If you’re torn between the elegance and drama of a floor-length wedding gown and the comfort and economy of a short wedding dress, then a detachable wedding skirt may offer the best of both worlds. With careful planning and the appropriate embellishments, you can create an elegant wedding skirt that can be worn during the ceremony and then removed afterwards to reveal a less elaborate dress you can dance in unencumbered and wear again in other social settings.
Put on the shoes you'll wear on your wedding day, as well as your wedding dress and any bulky undergarments you will be wearing under your detachable skirt, such as a petticoat, bustle or hoop.
Measure around your waist and from your waist to the floor using a tailor's measuring tape.
Measure around bulky undergarments at the midway point (approximately at knee level) and at the bottom. The measurements will dictate the amount of fabric you’ll need. In most cases, 4 to 5 yards of fabric will be sufficient to make your wedding skirt, depending on the volume.
Draw and Cut the Skirt Sections
Draw a rectangle for the waistband on pattern paper with the following dimensions: The length (or long side) of the rectangle should equal your waist measurement plus 3 to 4 inches to accommodate the closures, and the width (or short side) of the rectangle should equal twice your desired width for the waistband plus 1 1/4 inches for seam allowances, as this rectangular section will be folded in half lengthwise during sewing. For example, if you wish to have a 2-inch waistband, then the short side of the rectangle should measure 5 1/4 inches.

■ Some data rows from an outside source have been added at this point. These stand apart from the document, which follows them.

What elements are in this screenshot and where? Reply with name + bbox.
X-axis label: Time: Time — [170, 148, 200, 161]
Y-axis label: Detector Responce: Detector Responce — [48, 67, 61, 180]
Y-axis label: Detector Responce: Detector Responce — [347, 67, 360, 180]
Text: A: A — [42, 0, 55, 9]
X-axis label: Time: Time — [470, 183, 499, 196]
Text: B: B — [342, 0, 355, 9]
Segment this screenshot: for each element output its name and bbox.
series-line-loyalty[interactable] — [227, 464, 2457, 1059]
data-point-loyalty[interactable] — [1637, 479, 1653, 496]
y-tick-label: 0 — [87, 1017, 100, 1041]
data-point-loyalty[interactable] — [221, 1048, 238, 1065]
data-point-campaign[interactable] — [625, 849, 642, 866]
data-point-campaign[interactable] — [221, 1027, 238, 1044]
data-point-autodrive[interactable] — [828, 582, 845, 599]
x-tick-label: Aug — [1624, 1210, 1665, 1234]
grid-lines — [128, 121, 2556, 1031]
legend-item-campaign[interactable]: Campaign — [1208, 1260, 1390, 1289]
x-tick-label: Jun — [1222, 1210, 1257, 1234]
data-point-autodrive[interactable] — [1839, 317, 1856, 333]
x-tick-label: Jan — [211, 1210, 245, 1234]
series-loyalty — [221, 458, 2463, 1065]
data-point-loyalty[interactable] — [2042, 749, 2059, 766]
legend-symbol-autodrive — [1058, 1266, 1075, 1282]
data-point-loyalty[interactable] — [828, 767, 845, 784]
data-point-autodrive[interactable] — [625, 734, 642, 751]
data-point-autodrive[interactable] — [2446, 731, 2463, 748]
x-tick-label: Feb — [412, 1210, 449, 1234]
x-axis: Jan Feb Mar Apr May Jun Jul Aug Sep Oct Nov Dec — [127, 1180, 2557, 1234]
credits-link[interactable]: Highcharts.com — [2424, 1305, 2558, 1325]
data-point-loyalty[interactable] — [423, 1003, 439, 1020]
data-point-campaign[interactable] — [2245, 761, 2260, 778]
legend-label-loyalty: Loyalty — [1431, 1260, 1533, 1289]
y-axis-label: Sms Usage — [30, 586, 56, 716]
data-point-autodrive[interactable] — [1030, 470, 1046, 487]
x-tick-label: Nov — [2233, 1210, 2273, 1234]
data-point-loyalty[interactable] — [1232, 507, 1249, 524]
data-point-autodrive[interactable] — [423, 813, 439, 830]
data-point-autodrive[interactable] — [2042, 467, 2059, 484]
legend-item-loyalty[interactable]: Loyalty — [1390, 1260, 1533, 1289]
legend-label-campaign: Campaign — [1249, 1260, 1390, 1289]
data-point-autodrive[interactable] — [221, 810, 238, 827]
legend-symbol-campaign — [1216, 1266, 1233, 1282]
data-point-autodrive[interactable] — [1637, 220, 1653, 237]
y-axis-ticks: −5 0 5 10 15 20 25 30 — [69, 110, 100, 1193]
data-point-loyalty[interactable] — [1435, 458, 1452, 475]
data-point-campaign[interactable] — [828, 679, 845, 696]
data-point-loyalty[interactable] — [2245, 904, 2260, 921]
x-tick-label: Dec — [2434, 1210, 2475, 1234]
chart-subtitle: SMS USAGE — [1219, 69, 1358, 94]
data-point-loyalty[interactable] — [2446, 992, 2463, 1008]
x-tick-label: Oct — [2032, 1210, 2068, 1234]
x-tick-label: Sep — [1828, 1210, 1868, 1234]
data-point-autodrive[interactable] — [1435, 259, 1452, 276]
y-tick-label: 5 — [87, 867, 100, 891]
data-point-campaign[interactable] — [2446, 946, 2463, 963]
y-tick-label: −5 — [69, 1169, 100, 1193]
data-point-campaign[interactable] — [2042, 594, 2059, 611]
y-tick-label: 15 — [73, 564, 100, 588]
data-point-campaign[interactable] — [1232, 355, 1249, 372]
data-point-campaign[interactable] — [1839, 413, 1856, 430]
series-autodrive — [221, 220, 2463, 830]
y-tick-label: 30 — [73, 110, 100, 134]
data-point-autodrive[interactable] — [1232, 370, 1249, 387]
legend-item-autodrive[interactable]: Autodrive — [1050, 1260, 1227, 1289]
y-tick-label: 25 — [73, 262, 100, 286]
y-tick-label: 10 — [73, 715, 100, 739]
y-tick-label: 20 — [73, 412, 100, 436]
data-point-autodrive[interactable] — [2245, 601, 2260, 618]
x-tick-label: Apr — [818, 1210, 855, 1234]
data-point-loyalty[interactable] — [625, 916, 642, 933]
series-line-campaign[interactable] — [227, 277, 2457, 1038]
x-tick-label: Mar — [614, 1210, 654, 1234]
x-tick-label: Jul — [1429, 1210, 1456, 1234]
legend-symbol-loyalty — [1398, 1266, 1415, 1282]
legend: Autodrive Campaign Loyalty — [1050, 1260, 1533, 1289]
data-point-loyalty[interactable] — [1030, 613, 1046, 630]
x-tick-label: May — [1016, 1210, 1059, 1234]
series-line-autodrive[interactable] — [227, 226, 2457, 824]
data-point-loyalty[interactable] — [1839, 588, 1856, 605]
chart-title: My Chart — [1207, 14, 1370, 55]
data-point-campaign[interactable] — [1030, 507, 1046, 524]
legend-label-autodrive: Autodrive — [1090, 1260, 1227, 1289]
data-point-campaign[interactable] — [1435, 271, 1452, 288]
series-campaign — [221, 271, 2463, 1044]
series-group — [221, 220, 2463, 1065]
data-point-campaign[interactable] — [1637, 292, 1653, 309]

Draw a trapezoid on pattern paper that is narrow at the top and gradually flares out at the bottom; this will be the pattern for the three sections that will comprise the skirt. The length of the trapezoid should equal your waist-to-floor measurement. The width of the top, middle and bottom of the trapezoid should be no less than one-third the waist and undergarment measurements taken in Section 1 plus a few inches for seam allowances, gathering, and the desired degree of flaring at the bottom.
Cut the pattern pieces. (To ensure symmetry, fold the paper in half and cut the opposite side to match.)
Trace the waistband pattern onto the fabric, as well as the interfacing, which is a textile often sewn to the "wrong side" of the fabric to make an area more rigid. (The "inside," or "wrong side," is the side of the fabric that is not meant to be seen. Conversely, the "outside" or "right side" is the side of the fabric that is meant to be seen.)
Trace the trapezoid pattern onto the fabric. Draw the remaining two identical skirt sections by tracing the same trapezoid pattern.
Cut out all the pieces you have traced onto the fabric.
Sew the Skirt
Mark the two back skirt fabrics where the zipper will be. Lay the skirt sections on top of each other, keeping the "outside" of the fabrics together and the zipper marks aligned.
Sew the seam from the bottom of the skirt up to the zipper mark, machine-baste the remaining opening edges above the zipper mark, and press open.
Use dressmaker pins to secure the zipper (closed and face-down) in place over the machine-basted seam from the previous step. Turn the fabric over so the "outside" is facing you and stitch the zipper using a zipper foot attachment. Remove pins and basting.
Stitch the front skirt section to the back section completed in the previous step.
Gather the top of the skirt by machine-basting 1/2 inch from the top of the skirt, breaking the basting at the side front seams, and pulling the threads to gather the fabric so the circumference is roughly equal to the waist measurement from Section 1. Turn the skirt right side out and set it aside in preparation for the next step.
Baste the interfacing to the "wrong side" of the waistband.
Wrap the waistband around the top of the skirt so that the "outside" of the waistband and the "outside" of the skirt are facing each other and the opening of the waistband is aligned with the zipper.
Stitch the waistband to the skirt, adjusting the gathers of the skirt evenly as you sew. Turn the skirt inside out.
Fold the waistband fabric in half and sew the waistband in place along the seam, tucking the raw edges into the waistband as you sew.
Sew the desired closures, such as a hook and eye or ornamental buttons.
Fold up the bottom of the skirt twice, with the first fold being a 1/4-inch hem and the second fold a 1-inch hem. Secure the hem in place with pins.
Press the hem in place. Remove the pins. Sew the hem using a conventional machine or by hand.
Adorn your skirt with tasteful embellishments, such as antique buttons, pearls and lace.
When selecting a fabric for the detachable skirt, choose the same or matching fabric as your wedding dress.
Avoid costly mistakes by using an inexpensive muslin cloth to make a pattern and test the fit of the skirt before cutting the actual fabric for the detachable skirt.
Make markings on the fabric using a tailor's chalk or any writing implement that does not leave a permanent mark.
Prevent raw edges of the fabric from fraying by finishing all raw edges with a zigzag stitch using a conventional sewing machine.
Use a traditional hand iron when a step calls for pressing fabric in place.